Her gaze fell to his hand and she took a long sip of her beverage. "Alright, Jack," she said finally. When she met his gaze again, he pulled his hand away from her. He knew he wasn't going to like her answer.

"I think about you when…" She licked her lips in mock seduction. "I think about you when I have to walk to my car in the dark." She outlined the lip of her drink with her fingers as she continued. "I think about you when I hear unfamiliar noises in my house."

She uncoiled her arms and took his hand in hers. "I think about you whenever I'm alone, really. I think to myself 'today is the day, Lisa. Today is when Jackson Rippner will come for you to get revenge. Any second now he's going to drop in through the maintenance hatch in the elevator and finish you off."

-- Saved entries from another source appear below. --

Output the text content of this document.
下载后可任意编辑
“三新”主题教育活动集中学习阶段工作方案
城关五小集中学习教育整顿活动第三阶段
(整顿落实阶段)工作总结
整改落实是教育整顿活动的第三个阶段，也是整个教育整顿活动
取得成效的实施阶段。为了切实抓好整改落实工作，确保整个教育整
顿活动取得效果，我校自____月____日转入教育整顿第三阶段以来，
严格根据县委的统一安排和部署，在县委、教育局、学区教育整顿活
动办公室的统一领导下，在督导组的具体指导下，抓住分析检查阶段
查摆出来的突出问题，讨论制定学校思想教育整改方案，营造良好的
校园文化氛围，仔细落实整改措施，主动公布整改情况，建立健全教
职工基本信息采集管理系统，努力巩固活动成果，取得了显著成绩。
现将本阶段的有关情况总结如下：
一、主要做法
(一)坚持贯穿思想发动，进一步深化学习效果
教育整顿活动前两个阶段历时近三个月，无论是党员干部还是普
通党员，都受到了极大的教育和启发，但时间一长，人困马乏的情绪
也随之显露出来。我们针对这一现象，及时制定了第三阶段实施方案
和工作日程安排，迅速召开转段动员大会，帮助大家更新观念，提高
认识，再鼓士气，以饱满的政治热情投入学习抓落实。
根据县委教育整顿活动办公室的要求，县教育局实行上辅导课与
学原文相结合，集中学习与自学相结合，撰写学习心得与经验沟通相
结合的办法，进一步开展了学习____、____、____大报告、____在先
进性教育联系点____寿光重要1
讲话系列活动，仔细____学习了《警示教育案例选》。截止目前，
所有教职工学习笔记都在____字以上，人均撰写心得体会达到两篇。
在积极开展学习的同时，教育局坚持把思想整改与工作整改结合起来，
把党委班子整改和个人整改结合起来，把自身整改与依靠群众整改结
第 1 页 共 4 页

The way she held his hand between hers almost seemed affectionate. Jackson had no idea what was happening. "Lisa, I wouldn't-"

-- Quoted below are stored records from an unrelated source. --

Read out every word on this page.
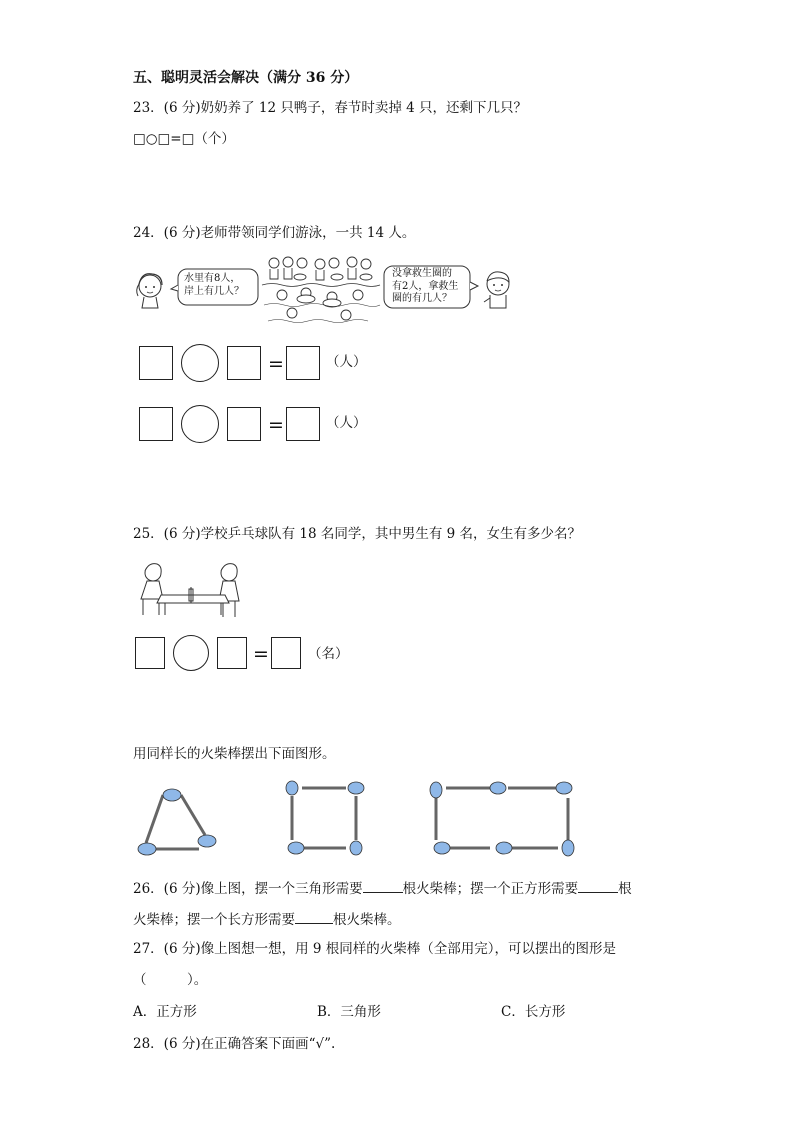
五、聪明灵活会解决（满分 36 分）
23．(6 分)奶奶养了 12 只鸭子，春节时卖掉 4 只，还剩下几只？
□○□=□（个）
24．(6 分)老师带领同学们游泳，一共 14 人。
水里有8人，
岸上有几人？
没拿救生圈的
有2人，拿救生
圈的有几人？
=	（人）
=	（人）
25．(6 分)学校乒乓球队有 18 名同学，其中男生有 9 名，女生有多少名？
=	（名）
用同样长的火柴棒摆出下面图形。
26．(6 分)像上图，摆一个三角形需要	根火柴棒；摆一个正方形需要	根
火柴棒；摆一个长方形需要	根火柴棒。
27．(6 分)像上图想一想，用 9 根同样的火柴棒（全部用完），可以摆出的图形是
（　　　）。
A．正方形	B．三角形	C．长方形
28．(6 分)在正确答案下面画“√”.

"You followed me to my father's house and tried to kill me, Jack." She suddenly sounded amazingly sober.

"I know."

She squinted her eyes at him for a moment before she released is hand and stood up. "Thanks for the quickie, Jack."


	2. Chapter 2

AN: Sorry for the long wait between updates. WoW expansion launched and that has been keeping me busy.

Thank you so much for the reviews. They all mean so much to me.

This chapter definitely took a life of its own and it has left me a little hesitant. This was not the direction I had initially wanted for the story but I'm going to try to roll with it.

* * *

There was someone at Jackson's regular table and it bothered him more than he wanted to admit. The disdain only lasted for moments, though, when he realized the person was Lisa.

"May I sit?"

Lisa jolted into a more upright position at his voice before nodding her consent.

"You're here early," he said.

"I deleted the first few texts you sent me. The recent invitation didn't have a time," she explained.

"Been here long?" he asked.

She only shook her head.

"I'm surprised you showed up. Our last chat seemed final," he said honestly.

Lisa was obviously having trouble remembering exactly what he was talking about. The server dropped off Jackson's drink without an order even being placed.

As soon as his regular server was out of earshot, he offered, "You thanked me for the 'quickie' and then walked away."

"Oh, that."

"You know, when I said it, at least other people really did think we were having se-"

"Who says that wasn't true this time?"

Jackson looked over to the bar across the street where her friends had been watching them the week previous. "Your bet?"

"Yeah." Lisa fidgeted with her empty glass. "I won, by the way."

Jackson thought back, how she had held his hand for the final minutes of their chat. Lisa had certainly put on a show for her friends. "Lisa, the only time I wasn't in their line of sight was when I got your drink." She must have followed him into the bar and hurried back out before he could notice her.

"Yep."

"That was like four minutes tops. I'm pretty sure it would take longer than that just to find a dark corner."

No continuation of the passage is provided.